At the beginning of the experiment, each cell contains exactly $1$ bacterium. Every day thereafter, all bacteria divide. Suppose a bacterium at $(x, y, z)$ divides; it produces $6$ new bacteria, which move to the cells at $(x+1, y, z), (x-1, y, z), (x, y+1, z), (x, y-1, z), (x, y, z+1), (x, y, z-1)$. The original bacterium dies. Specifically, if a cell that a bacterium moves to does not exist, that bacterium dies instantly.

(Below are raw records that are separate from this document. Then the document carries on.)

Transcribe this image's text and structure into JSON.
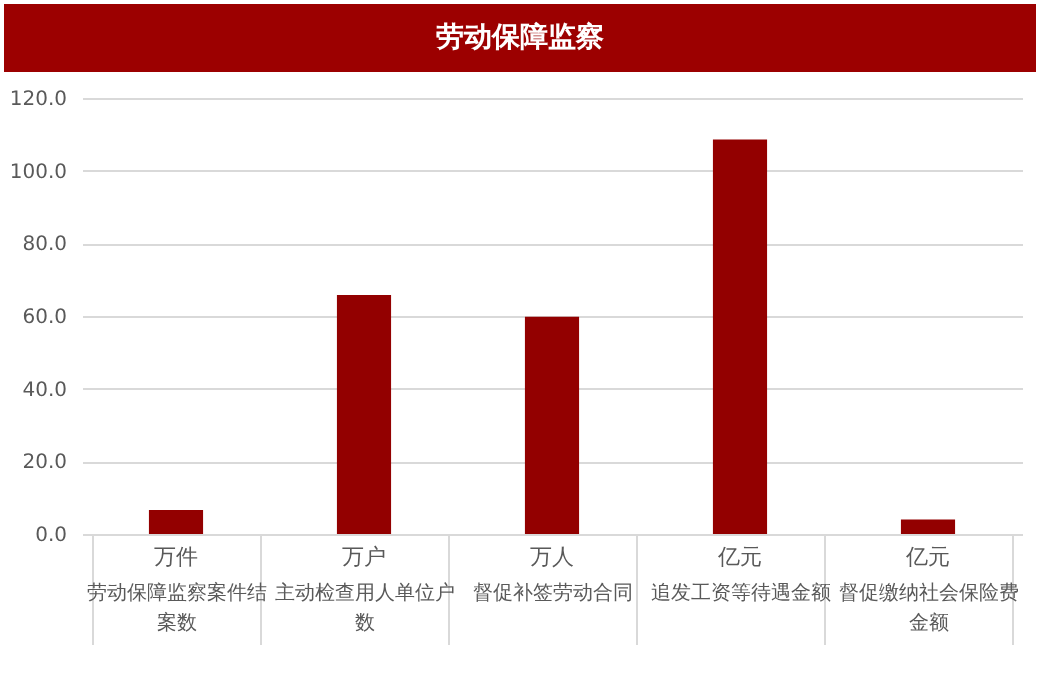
{
  "chart_data": {
    "type": "bar",
    "title": "劳动保障监察",
    "categories": [
      "劳动保障监察案件结案数",
      "主动检查用人单位户数",
      "督促补签劳动合同",
      "追发工资等待遇金额",
      "督促缴纳社会保险费金额"
    ],
    "annotations": [
      "万件",
      "万户",
      "万人",
      "亿元",
      "亿元"
    ],
    "values": [
      6.6,
      65.8,
      59.8,
      108.6,
      4.0
    ],
    "color": "#930000",
    "ylim": [
      0,
      120
    ],
    "yticks": [
      {
        "value": 0,
        "label": "0.0"
      },
      {
        "value": 20,
        "label": "20.0"
      },
      {
        "value": 40,
        "label": "40.0"
      },
      {
        "value": 60,
        "label": "60.0"
      },
      {
        "value": 80,
        "label": "80.0"
      },
      {
        "value": 100,
        "label": "100.0"
      },
      {
        "value": 120,
        "label": "120.0"
      }
    ],
    "grid": "y"
  }
}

The experiment lasts for $d$ consecutive days. After $d$ days, the scientists want to know: how many bacteria are in the cell at $(a, b, c)$? Since the answer may be very large, you only need to output the value modulo $998244353$.

Input

A single line containing seven positive integers $d, n, m, k, a, b, c$.

Output

A single integer representing the answer modulo $998244353$.

Examples

Input 1

2 2 2 3 1 1 1

Output 1

10

Note 1

After the first day, it can be determined that all cells with $z=2$ have exactly $4$ bacteria, and all other cells have exactly $3$ bacteria. After the second day, the number of bacteria in cell $(1, 1, 1)$ is equal to the sum of the bacteria in cells $(1, 1, 2), (1, 2, 1), (2, 1, 1)$ at the end of the first day, which is $10$.

Input 2

2 2 2 3 1 1 2

Output 2

14

Input 3

50 49 44 48 49 15 25

Output 3

544847893

Input 4

120000 49997 49997 49993 46278 44140 26931

Output 4

139550295

Constraints

For all data, $1 \leq d, n, m, k \leq 1.2 \times 10^5, 1 \leq a \leq n, 1 \leq b \leq m, 1 \leq c \leq k$.

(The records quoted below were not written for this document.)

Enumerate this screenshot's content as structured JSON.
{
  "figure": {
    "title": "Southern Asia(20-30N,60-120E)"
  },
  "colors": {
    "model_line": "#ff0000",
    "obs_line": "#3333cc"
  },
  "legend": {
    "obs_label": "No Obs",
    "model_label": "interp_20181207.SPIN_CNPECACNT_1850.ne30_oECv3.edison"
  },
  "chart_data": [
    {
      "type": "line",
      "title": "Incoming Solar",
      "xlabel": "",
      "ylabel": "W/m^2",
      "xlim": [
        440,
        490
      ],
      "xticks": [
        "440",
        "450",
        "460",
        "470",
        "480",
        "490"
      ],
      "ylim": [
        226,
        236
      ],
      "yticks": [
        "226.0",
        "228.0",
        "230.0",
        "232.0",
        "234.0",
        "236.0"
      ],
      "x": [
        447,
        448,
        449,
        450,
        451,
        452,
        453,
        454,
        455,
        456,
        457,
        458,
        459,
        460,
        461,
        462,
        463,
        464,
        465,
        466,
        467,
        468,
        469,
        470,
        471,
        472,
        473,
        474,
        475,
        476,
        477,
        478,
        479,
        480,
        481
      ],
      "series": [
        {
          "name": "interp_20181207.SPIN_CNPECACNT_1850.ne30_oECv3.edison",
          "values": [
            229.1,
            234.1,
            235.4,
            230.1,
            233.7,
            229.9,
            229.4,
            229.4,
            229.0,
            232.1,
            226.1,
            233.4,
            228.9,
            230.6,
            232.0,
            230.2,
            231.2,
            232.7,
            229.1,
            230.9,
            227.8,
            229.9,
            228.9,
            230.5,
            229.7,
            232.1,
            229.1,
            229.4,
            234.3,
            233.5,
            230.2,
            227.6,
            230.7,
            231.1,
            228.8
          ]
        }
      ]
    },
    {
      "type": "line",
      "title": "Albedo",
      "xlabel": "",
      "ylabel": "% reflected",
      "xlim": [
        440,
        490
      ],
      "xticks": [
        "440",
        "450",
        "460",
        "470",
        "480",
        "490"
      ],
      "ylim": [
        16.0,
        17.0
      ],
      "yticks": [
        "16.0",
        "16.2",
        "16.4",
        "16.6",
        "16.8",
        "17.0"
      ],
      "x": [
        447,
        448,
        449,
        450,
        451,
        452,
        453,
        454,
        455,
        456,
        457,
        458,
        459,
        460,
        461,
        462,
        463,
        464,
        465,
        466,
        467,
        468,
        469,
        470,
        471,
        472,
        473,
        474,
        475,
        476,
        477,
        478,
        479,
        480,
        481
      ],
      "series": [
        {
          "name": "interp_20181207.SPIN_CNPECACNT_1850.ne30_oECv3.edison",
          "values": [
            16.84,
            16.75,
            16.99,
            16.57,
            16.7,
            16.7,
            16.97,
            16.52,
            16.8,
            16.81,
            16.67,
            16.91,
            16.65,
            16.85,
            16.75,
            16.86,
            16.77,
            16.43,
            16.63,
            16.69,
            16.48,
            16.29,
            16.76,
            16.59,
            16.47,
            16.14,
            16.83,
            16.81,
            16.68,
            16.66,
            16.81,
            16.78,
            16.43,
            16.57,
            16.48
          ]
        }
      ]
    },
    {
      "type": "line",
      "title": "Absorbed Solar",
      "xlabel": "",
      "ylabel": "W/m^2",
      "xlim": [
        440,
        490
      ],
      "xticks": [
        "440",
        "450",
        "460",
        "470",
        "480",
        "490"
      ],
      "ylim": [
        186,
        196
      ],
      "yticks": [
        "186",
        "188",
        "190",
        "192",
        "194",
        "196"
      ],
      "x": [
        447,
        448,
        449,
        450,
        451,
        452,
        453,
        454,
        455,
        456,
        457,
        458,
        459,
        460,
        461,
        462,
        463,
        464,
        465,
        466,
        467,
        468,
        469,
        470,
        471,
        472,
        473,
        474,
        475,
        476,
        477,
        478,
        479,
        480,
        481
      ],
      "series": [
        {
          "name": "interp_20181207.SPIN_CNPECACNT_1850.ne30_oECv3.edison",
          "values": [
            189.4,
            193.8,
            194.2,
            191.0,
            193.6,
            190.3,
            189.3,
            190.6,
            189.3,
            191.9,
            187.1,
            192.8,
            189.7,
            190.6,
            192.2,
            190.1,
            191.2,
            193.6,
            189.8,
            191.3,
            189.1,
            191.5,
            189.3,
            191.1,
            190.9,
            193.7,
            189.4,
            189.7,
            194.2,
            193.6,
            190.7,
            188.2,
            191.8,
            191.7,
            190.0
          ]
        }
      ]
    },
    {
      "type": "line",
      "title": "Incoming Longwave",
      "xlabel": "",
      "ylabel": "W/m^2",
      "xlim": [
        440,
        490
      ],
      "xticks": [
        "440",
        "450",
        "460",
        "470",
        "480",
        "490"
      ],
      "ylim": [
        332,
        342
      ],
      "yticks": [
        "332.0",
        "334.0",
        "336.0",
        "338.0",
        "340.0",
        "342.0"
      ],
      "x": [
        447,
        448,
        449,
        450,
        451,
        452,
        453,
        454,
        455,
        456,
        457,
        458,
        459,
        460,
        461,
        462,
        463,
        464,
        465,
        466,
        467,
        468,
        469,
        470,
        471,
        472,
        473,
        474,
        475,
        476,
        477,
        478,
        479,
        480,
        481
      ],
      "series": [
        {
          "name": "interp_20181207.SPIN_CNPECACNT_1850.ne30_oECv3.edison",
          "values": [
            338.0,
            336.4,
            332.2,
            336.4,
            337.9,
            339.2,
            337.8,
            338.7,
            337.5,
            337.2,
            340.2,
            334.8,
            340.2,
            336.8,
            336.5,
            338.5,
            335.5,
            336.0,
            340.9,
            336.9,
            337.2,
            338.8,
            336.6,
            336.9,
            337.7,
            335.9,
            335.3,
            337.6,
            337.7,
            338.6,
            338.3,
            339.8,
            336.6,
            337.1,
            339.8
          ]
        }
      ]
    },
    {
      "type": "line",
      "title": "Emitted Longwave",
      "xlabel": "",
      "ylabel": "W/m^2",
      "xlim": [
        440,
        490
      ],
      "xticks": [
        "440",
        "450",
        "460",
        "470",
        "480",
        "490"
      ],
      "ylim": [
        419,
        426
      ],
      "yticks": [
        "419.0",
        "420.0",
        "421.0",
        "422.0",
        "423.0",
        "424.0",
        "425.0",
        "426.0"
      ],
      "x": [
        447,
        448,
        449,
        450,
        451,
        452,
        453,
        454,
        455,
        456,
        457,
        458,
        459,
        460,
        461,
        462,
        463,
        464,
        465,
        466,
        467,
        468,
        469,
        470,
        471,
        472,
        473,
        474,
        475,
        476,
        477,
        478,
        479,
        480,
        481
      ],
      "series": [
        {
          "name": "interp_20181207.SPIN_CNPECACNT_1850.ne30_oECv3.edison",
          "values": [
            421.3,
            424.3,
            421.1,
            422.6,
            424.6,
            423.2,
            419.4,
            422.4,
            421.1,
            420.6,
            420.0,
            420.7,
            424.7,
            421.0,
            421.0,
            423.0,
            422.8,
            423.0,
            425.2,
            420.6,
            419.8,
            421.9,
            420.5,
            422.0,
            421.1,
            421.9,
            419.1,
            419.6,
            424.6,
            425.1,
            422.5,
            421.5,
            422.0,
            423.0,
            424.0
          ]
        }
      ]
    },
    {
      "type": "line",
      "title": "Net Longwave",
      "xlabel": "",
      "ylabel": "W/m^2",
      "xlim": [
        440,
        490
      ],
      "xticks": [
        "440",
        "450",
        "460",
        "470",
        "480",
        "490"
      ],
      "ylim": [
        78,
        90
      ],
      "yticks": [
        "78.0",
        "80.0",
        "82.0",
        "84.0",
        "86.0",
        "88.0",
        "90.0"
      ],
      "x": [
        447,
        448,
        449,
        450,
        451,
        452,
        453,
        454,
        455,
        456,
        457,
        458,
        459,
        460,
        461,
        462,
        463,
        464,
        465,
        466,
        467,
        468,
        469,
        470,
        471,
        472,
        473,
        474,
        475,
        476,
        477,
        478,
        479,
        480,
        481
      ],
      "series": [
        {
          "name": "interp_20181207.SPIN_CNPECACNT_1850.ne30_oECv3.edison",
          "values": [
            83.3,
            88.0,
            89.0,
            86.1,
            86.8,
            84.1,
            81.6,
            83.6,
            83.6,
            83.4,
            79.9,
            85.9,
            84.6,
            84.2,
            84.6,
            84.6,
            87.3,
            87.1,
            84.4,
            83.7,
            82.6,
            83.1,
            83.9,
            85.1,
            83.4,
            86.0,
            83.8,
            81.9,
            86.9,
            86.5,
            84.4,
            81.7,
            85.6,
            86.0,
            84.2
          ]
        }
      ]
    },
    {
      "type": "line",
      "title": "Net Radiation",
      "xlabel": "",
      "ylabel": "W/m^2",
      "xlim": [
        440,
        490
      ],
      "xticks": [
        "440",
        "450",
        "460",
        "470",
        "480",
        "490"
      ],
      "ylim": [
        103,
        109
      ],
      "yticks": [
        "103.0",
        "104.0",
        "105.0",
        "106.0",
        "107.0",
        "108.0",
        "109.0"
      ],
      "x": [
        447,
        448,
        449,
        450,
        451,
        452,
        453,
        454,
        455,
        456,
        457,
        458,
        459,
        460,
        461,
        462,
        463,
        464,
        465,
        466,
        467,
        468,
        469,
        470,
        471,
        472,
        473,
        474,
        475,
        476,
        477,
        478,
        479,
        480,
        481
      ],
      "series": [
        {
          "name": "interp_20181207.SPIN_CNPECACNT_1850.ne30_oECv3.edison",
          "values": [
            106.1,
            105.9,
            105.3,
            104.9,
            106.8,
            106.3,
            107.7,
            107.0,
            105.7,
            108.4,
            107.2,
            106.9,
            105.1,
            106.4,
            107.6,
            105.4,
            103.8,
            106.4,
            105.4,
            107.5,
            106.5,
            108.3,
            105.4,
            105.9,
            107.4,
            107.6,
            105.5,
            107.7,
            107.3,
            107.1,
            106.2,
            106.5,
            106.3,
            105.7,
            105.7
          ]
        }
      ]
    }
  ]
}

This problem consists of several subtasks. You must pass all test cases in a subtask to receive the points for that subtask.

• Subtask 1 ($5$ points): $d, n, m, k \leq 50$.
• Subtask 2 ($10$ points): $d, n, m, k \leq 5 \times 10^3$. Depends on Subtask 1.
• Subtask 3 ($15$ points): $m = k = 1$.
• Subtask 4 ($10$ points): $k = 1, n, m \geq d$.
• Subtask 5 ($15$ points): $k = 1, n, m \geq \frac{d}{10}$. Depends on Subtask 4.
• Subtask 6 ($35$ points): $k = 1$. Depends on Subtasks 3, 4, and 5.
• Subtask 7 ($10$ points): No special restrictions. Depends on Subtasks 1, 2, 3, 4, 5, and 6.